If only the weather forecast had been more reliable.
By 2017 that might be possible, as the Met Office – responsible for generating more than 3,000 tailored forecasts and briefings each day and serves, among others, the BBC – is in the middle of the first phase of rolling out a £100m supercomputer it hopes will drastically improve the research that it’s predictions depend on.
In March, the Met Office installed the first of three Cray XC40s that, combined, are billed as the largest supercomputer dedicated to a single purpose: weather.
The completed Linux super-cluster will expand the Met’s current horsepower by a factor of nine – to 16 Petaflops across 480,000 cores.
The first XC40 is a 1.2 Petaflop machine going into one of two existing computer halls – home to an outdated IBM P775. A second XC40 goes in next spring, bringing online an additional 4.8 Petaflops; but the show-stopper will be a 12,000 node machine that gets its own home; a custom-designed hall at the Met Office’s base in Exeter.
It's so new the Met can't, or won't, give final details on the computer hall's final power or cooling needs, or performance characteristics of its software on the machine.
Why? The Met Office wants its biggest XC40 to run on a generation of chips from supplier Intel that have yet to actually ship: the delayed Skylake, which was kicked out of 2014 into the first quarter of this year and that Intel watchers now hope and expect in August, at the firm's Developer Forum in San Francisco, California.
Cray landed the Met Office deal in September 2014, following a public tender.

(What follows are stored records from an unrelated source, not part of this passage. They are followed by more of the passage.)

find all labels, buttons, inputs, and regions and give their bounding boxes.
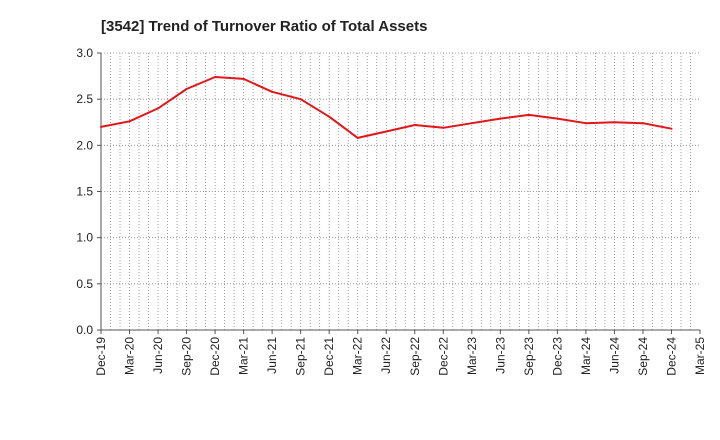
x-tick-label: Dec-19 xyxy=(94,337,108,376)
x-tick-label: Dec-21 xyxy=(322,337,336,376)
x-tick-label: Sep-23 xyxy=(522,337,536,376)
x-tick-label: Dec-23 xyxy=(550,337,564,376)
data-point xyxy=(385,130,388,133)
data-point xyxy=(214,76,217,79)
x-tick-label: Sep-21 xyxy=(294,337,308,376)
data-point xyxy=(356,136,359,139)
data-point xyxy=(299,98,302,101)
y-tick-label: 1.5 xyxy=(76,185,93,199)
series-layer xyxy=(100,76,673,139)
data-point xyxy=(185,88,188,91)
x-tick-label: Dec-20 xyxy=(208,337,222,376)
x-tick-label: Mar-23 xyxy=(465,337,479,375)
grid xyxy=(101,52,700,330)
y-axis-ticks: 0.0 0.5 1.0 1.5 2.0 2.5 3.0 xyxy=(76,46,101,337)
x-tick-label: Jun-20 xyxy=(151,337,165,374)
data-point xyxy=(328,115,331,118)
x-tick-label: Jun-21 xyxy=(265,337,279,374)
data-point xyxy=(128,120,131,123)
y-tick-label: 1.0 xyxy=(76,231,93,245)
x-tick-label: Jun-22 xyxy=(379,337,393,374)
data-point xyxy=(556,117,559,120)
data-point xyxy=(670,127,673,130)
data-point xyxy=(100,125,102,128)
data-point xyxy=(527,113,530,116)
data-point xyxy=(470,122,473,125)
x-tick-label: Dec-24 xyxy=(664,337,678,376)
y-tick-label: 2.0 xyxy=(76,138,93,152)
y-tick-label: 2.5 xyxy=(76,92,93,106)
data-point xyxy=(499,117,502,120)
chart-title: [3542] Trend of Turnover Ratio of Total … xyxy=(101,18,427,35)
y-tick-label: 3.0 xyxy=(76,46,93,60)
x-tick-label: Sep-20 xyxy=(180,337,194,376)
data-point xyxy=(242,77,245,80)
data-point xyxy=(271,90,274,93)
data-point xyxy=(442,126,445,129)
x-tick-label: Jun-23 xyxy=(493,337,507,374)
data-point xyxy=(157,107,160,110)
data-point xyxy=(641,122,644,125)
x-tick-label: Dec-22 xyxy=(436,337,450,376)
x-tick-label: Mar-21 xyxy=(237,337,251,375)
x-tick-label: Mar-22 xyxy=(351,337,365,375)
x-tick-label: Jun-24 xyxy=(607,337,621,374)
data-point xyxy=(584,122,587,125)
data-point xyxy=(413,124,416,127)
x-tick-label: Mar-25 xyxy=(693,337,707,375)
x-tick-label: Sep-24 xyxy=(636,337,650,376)
x-tick-label: Mar-20 xyxy=(123,337,137,375)
data-point xyxy=(613,121,616,124)
x-tick-label: Mar-24 xyxy=(579,337,593,375)
axes xyxy=(100,53,700,331)
y-tick-label: 0.0 xyxy=(76,323,93,337)
x-axis-ticks: Dec-19 Mar-20 Jun-20 Sep-20 Dec-20 Mar-21 Jun-… xyxy=(94,330,707,376)
x-tick-label: Sep-22 xyxy=(408,337,422,376)
y-tick-label: 0.5 xyxy=(76,277,93,291)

Dave Underwood, deputy director of the Met Office high-performance computing (HPC) programme and this super's design and execution chief, told The Reg why he's holding out for a processor that's yet to be delivered.
“Skylake would mean higher processor rates and that means more flops per watt – to an organisation that’s compute-intensive, the more flops we get per watt the better,” Underwood said in an interview.
Underwood described the challenge of planning for a system whose hardware heart has yet to be made publicly available as “interesting”. There's no final word on how the CPUs will work in the real world, either on Met's software, or absolute requirements in terms of power and cooling.
Weather HQ: The Met Office in Exeter – more than 3,000 forecasts and predictions each day
“We have ballpark estimates, but until we see what the manufacturer has done, we don’t know what the results will be,” Underwood said.
But why exactly is Underwood holding out for those petaflops?
The Met’s super-cluster will be dedicated to crunching weather models built using millions of lines of Fortran code, written by the Met Office's combined teams of scientists and engineers.
And not just running one model at a time, like now, but running lots of models simultaneously and in a shorter time – 40 minutes per model compared with today’s one model per hour.
The reason is that there's a growing demand for the type of weather prediction based on ensemble modeling that's already in use. It is replacing probabilistic prediction, which goes back to the 1950s.
Ensemble modeling builds forecasts that deliver a range of probable outcomes using a variety of different data and visual inputs. The bedrock is Monte Carlo simulations: computational algorithms that produce results that can be explained in terms of certainty – the probability that a given will take place.
Not just that, but the plan is to offer more long-range predictions, further out than five days ahead, while getting better at predicting subtler and more frustrating forms of weather element, like fog.